Certains argueront qu’il s’agit là d’une prérogative du ou de la Première ministre, prévue expressément par la Constitution, et qu’un tel discours ne ferait que renforcer le caractère "jupitérien" du pouvoir présidentiel, au détriment d’un Premier ministre relégué au statut de fantoche, d'exécutant. La déclaration de politique générale, prévue à l’article 49 de notre Constitution, prévoit effectivement que le chef du gouvernement s’adresse au Parlement pour lui présenter son projet. Mais les deux exercices n’ont rien de redondant ni de concurrent. Au contraire, ils permettraient de mettre en lumière la complémentarité des visions présidentielle et gouvernementale, l'un fixant le cap, l'autre détaillant la méthode. Le discours présidentiel français jouit d'une très grande liberté normative (ses carcans relèvent plutôt de la tradition), il est de fait très peu encadré ou contraint par les textes. La réforme constitutionnelle de 2008 a ouvert cette possibilité du discours devant le Congrès, venant moderniser la pratique devenue désuète du "message présidentiel", lu aux Assemblées et sans possibilité de débat. Nicolas Sarkozy et François Hollande s’en sont saisis, mais en réaction à des crises (celle des subprimes pour le premier, les attentats de 2015 pour le second). Emmanuel Macron était le premier à investir cette possibilité constitutionnelle nouvelle, non en réaction, mais par l’initiative. 

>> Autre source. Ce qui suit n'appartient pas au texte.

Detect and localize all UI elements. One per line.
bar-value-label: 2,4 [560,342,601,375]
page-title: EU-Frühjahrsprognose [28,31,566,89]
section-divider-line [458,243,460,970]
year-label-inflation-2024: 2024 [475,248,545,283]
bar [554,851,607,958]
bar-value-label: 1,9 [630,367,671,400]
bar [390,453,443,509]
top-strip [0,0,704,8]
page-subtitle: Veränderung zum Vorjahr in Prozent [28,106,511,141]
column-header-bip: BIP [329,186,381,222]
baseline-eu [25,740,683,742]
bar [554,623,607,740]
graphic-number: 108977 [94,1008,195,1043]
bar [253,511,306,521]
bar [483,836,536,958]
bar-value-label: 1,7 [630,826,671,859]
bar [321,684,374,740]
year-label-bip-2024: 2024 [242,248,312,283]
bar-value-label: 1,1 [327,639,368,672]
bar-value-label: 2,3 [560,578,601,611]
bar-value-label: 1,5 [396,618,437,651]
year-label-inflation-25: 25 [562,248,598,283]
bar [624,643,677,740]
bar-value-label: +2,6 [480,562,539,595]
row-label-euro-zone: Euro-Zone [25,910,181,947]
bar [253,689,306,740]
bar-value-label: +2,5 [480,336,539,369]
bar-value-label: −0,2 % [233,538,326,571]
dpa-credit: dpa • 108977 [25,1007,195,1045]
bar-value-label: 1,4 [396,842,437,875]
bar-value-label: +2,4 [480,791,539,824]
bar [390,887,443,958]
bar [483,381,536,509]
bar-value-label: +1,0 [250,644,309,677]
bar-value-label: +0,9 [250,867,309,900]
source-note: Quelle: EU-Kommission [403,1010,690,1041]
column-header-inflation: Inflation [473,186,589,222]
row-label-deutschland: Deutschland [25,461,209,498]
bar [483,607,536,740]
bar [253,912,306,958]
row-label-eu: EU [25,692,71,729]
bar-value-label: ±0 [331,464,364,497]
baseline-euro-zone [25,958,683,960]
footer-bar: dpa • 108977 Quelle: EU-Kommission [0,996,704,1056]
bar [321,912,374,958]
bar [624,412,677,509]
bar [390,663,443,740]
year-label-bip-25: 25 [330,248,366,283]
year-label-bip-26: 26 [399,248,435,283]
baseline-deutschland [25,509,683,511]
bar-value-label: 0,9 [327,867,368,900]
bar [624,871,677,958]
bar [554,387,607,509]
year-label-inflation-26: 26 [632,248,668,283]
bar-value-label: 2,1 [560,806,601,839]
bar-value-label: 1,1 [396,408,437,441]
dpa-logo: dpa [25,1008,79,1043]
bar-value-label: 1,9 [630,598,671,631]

Il est encore temps, alors que le second quinquennat démarre à peine, de renouer avec cet exercice. Faut-il qu’il ait lieu tous les ans à date fixe ? Cela ne va pas de soi, les automatismes et les rigidités ne donnent jamais rien de bon. L'essentiel est qu'il arrive au moment où cet effort de clarification est le plus impératif pour le pays : une fois l'examen de la réforme des retraites passé, lorsqu'une nouvelle séquence, de près de quatre ans encore, s'ouvrira pour le pays, le Président, son gouvernement, la majorité parlementaire et les oppositions. Enfin, alors que la guerre en Ukraine se prolonge, que les menaces ne cessent d'augmenter, et que l'engagement de la France va croissant, ce sujet devra être exposé aux Français et à leurs représentants, avec responsabilité et transparence. Plus que jamais, la nation doit faire front face aux nouvelles menaces, et il est du devoir du Président de la République de créer les conditions d’une unité.